Osman Kavala kültür çalışmalarını 12 Eylül döneminde başlatabilmişti.

Bir İlhan Selçuk, Uğur Mumcu gazeteciliklerini sürdürebilmişlerdi.

Bu 12 Eylül vahşetini küçümsemek değil. Sadece askeri diktatörlük döneminde bile yapılmayanların, bugünkü sözde sivil bir iktidar döneminde olağan sıradan bir uygulama haline gelmesi…

İran İslam Cumhuriyeti ile Türkiye Cumhuriyeti 2023 yılına 3 yıl kala, ideolojik olarak bir orta noktada buluşmuş vaziyette. Bu da Siyasal İslam, yani bir inancın siyasal olarak sömürülmesi…

Bakalım, kader 3 yıl sonra ikinci İslam Cumhuriyeti'ne tanık olmamıza izin verecek mi?

Arada tek fark ise , biri Şia, öteki ise Sünni inancının sömürülmesi…

Sedigheh Vasmaghi, 2019 Kasım ayında özgürlük ve reform talep eden gösterilerin, Devrim Muhafızları'nın ölçü tanımayan şiddetle bastırılarak, yüzlerce insanın ölümü ile son bulmasına karşı çıkan bir ortak imza metnine destek verdiği için Evin Zindanı'na konulacak. Ortak imza metninin başlığı, “halkın Taleplerine Saygı”ydı.

Resmi olarak 230 kişinin yaşamını yitirdi söz konusu gösterilerde.

Biz de ise, kıyım işi, “misafir” cihatçılara ihale edildi.

Bir an aklıma, 1983 yılında Aziz Nesin öncülüğünde, Evren’den demokrasi talebinde bulunan metne imza verdiğimiz için yargılanmamız geldi. 2015 yılında Barış Süreci'nin devamını isteyen binlerce akademisyenin temizliğe uğraması geldi.   

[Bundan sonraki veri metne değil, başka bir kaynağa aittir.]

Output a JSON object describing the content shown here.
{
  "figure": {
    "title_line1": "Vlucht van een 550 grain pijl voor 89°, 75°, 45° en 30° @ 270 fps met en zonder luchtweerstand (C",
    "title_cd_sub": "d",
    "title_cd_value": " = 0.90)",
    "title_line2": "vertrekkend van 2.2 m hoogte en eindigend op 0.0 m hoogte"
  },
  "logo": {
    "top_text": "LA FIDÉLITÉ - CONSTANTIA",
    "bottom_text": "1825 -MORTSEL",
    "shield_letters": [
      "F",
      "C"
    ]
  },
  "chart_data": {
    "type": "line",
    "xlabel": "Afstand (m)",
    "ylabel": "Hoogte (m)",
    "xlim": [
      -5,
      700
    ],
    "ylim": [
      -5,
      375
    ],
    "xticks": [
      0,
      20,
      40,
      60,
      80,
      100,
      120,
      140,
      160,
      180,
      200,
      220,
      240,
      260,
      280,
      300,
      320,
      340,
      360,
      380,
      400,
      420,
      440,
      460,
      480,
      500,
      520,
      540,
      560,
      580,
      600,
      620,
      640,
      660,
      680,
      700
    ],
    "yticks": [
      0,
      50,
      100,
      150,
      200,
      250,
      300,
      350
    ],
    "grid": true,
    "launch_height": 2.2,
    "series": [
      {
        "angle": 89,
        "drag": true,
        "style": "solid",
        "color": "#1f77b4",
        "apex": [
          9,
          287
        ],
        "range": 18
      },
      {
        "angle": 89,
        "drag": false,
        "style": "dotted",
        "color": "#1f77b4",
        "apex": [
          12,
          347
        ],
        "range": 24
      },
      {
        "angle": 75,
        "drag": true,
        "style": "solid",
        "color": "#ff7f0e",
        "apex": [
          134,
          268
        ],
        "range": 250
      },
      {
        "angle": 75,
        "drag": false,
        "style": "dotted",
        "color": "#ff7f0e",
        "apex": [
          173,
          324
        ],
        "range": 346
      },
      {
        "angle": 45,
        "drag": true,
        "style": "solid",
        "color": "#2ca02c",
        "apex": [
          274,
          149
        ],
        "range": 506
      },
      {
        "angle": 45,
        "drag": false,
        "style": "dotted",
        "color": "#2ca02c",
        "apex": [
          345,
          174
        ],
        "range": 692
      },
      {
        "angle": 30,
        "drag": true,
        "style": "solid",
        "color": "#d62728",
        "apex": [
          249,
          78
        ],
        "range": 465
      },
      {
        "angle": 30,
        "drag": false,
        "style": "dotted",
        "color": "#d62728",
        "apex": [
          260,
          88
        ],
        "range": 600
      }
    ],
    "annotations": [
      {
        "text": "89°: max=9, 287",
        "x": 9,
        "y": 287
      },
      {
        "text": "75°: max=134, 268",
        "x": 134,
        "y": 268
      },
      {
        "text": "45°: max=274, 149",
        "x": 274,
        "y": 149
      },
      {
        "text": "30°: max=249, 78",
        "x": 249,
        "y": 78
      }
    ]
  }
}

Ayetullah rejimi İran Üniversitelerinde az temizlik yapmadı.

Sedigheh Vasmaghi ‘ye yönelik bir başka suçlama ise, dış basın ile söyleşi yapmayı kabul etmek.

“Son sözüm olarak” diyor Sedighe Vasmaghi 23 Mayıs’ta yaptığı son savunmasında, “ Ülkemde reformların başlamasını istiyor, ülkemde refah, özgürlük ve yumuşama dileğim. Bunun için elimden gelen her şeyi yapacağım. Konuşmaya ve yazmaya devam edeceğim. Bu dava uğruna yargılanmak, mahkum olmak  ve hapse konmaktan. Var olan kritik durumdan dolayı hepimiz üstümüze düşeni yapmaz isek, lanetli oluruz. Hepimiz daha iyi duruma ulaşmak için elimizden geleni yapma durumundayız. İnsan onurunu özgürlükte buluyorum. Kendimi sansüre tabi tutmayacağım ve özgürlüğümün çiğnenmesine izin vermeyeceğim. Bir zindan hücresinde bile olsa özgür yaşamak istiyorum. Zindanın yüksek duvarları ve demir kapıları beni teslim alamayacak. “

Savunmasına şiiri ile nokta koyuyor Sedigheh Vasmaghi:

 “Sevginin ilmeğine teslim olurum sadece / Arkadaş için yaşarım- Olacağı ne varsa! / Esaret yolunu kabul edene yazıklar olsun! / Onur kazanır özgürlüğe seslenen”. (*))Sedigheh Vasmaghi.